Im Metagedächtnis wird das Wissen über das eigene Gedächtnis und über die Möglichkeiten, das Gedächtnis effektiv zu nutzen, zusammengefasst. Metagedächtnis bezeichnet demnach das eigene Wissen eines Menschen über das eigene Gedächtnis, wobei die Entwicklung des Metagedächtnisses eine wichtige Voraussetzung dafür ist, jenes Verhalten zu steuern und zu kontrollieren, das mit Gedächtnisprozessen in Verbindung steht. Man unterscheidet dabei meist zwischen deklarativem und prozeduralem Metagedächtnis, wobei beide Arten  etwa mit acht Jahren vollständig verfügbar sind. So ist es wichtig, etwa bei Prüfungen die gespeicherten Informationen möglichst effizient zu nutzen, daher sollte man Aufgaben, deren Lösung man nicht sicher weiß, zunächst überspringen und erst jene Fragen angehen, deren Antworten wir kennen, was bedingt, dass man die Richtigkeit einer Erinnerung einschätzen kann.

Das deklarative Metagedächtnis dabei bezeichnet das Wissen um Strategiemerkmale, Aufgabenmerkmale und Personenmerkmale. Das Wissen des deklarativen Metagedächtnisses ist faktisch verfügbar und verbalisierbar. Das prozedurale Metagedächtnis hingegen ist kaum verbalisierbar und bezieht sich auf die Regulation und Kontrolle gedächtnisbezogener Aktivitäten.
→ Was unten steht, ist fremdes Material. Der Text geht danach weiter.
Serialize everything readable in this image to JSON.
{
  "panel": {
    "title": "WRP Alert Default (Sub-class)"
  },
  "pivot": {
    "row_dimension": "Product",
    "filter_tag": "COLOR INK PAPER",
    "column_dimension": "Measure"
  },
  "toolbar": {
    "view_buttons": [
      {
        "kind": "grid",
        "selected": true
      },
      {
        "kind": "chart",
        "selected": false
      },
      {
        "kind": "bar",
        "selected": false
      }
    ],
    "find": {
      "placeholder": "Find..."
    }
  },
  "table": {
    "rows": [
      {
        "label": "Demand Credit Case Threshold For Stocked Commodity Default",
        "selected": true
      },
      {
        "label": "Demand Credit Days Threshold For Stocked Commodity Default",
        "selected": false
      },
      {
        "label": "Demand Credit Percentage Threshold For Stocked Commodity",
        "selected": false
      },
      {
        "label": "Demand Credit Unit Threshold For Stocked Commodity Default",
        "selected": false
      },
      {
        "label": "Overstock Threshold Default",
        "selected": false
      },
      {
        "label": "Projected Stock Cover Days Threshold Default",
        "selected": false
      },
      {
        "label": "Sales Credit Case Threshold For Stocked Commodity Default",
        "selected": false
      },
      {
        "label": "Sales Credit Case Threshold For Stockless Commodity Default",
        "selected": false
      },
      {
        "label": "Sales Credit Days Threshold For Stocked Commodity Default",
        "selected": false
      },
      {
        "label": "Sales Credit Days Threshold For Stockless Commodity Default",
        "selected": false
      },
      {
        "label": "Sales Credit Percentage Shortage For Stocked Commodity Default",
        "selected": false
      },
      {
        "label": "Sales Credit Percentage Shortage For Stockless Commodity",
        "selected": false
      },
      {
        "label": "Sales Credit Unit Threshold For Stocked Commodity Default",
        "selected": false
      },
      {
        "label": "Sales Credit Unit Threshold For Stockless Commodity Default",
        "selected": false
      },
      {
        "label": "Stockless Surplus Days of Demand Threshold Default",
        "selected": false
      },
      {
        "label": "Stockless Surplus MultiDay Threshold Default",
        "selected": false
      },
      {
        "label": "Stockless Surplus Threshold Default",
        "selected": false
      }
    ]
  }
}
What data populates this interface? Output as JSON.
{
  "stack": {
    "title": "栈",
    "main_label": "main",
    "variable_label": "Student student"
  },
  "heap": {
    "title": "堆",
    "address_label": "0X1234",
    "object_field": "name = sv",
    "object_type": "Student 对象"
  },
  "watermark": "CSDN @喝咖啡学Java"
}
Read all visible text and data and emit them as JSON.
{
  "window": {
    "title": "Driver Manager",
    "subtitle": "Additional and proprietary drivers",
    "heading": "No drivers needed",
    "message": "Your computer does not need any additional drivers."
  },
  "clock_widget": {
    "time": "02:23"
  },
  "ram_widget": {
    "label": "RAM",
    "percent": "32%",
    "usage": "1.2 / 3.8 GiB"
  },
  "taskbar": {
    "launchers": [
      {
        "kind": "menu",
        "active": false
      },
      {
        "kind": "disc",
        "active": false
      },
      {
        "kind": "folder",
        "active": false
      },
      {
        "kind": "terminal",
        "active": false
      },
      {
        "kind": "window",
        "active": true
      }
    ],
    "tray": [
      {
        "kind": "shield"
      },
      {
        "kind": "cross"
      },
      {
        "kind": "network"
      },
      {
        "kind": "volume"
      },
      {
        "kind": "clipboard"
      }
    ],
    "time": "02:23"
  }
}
Das Wissen um das eigene Gedächtnis ist aber generell eine wichtige Kontrollinstanz für das Speichern und Abrufen von Erinnerungen, wobei es eine äußerst hohe kognitive Leistung erfordert, einzuschätzen, wie richtig etwa eine im Gedächtnis gespeicherte Information ist. Ein Metagedächtnis wurde lange nur dem Menschen zugeschrieben, doch Studien mit Menschenaffen, Makaken und Delphinen zeigten, dass auch diese Tiere dazu fähig sind, denn sie überspringen schwierige Aufgaben in einem Gedächtnistest, sammeln bei Bedarf mehr Informationen, bevor sie die Aufgabe angehen, oder riskieren höhere Einsätze, wenn sie sicher sind, die damit verbundene Aufgabe richtig lösen zu können. Miyamoto et al. (2017) haben jüngst an Japanmakaken nachgewiesen, dass die an der Metagedächtnisleistung beteiligten Hirnregionen zwei Areale im präfrontalen Cortex sind.

Literatur
Miyamoto, K., Osada, T., Setsuie, R., Takeda, M., Tamura,K.,  Adachi, Y. & Miyashita , Y. (2017). Causal neural network of metamemory for retrospection in primates. Science , 355, 188-193.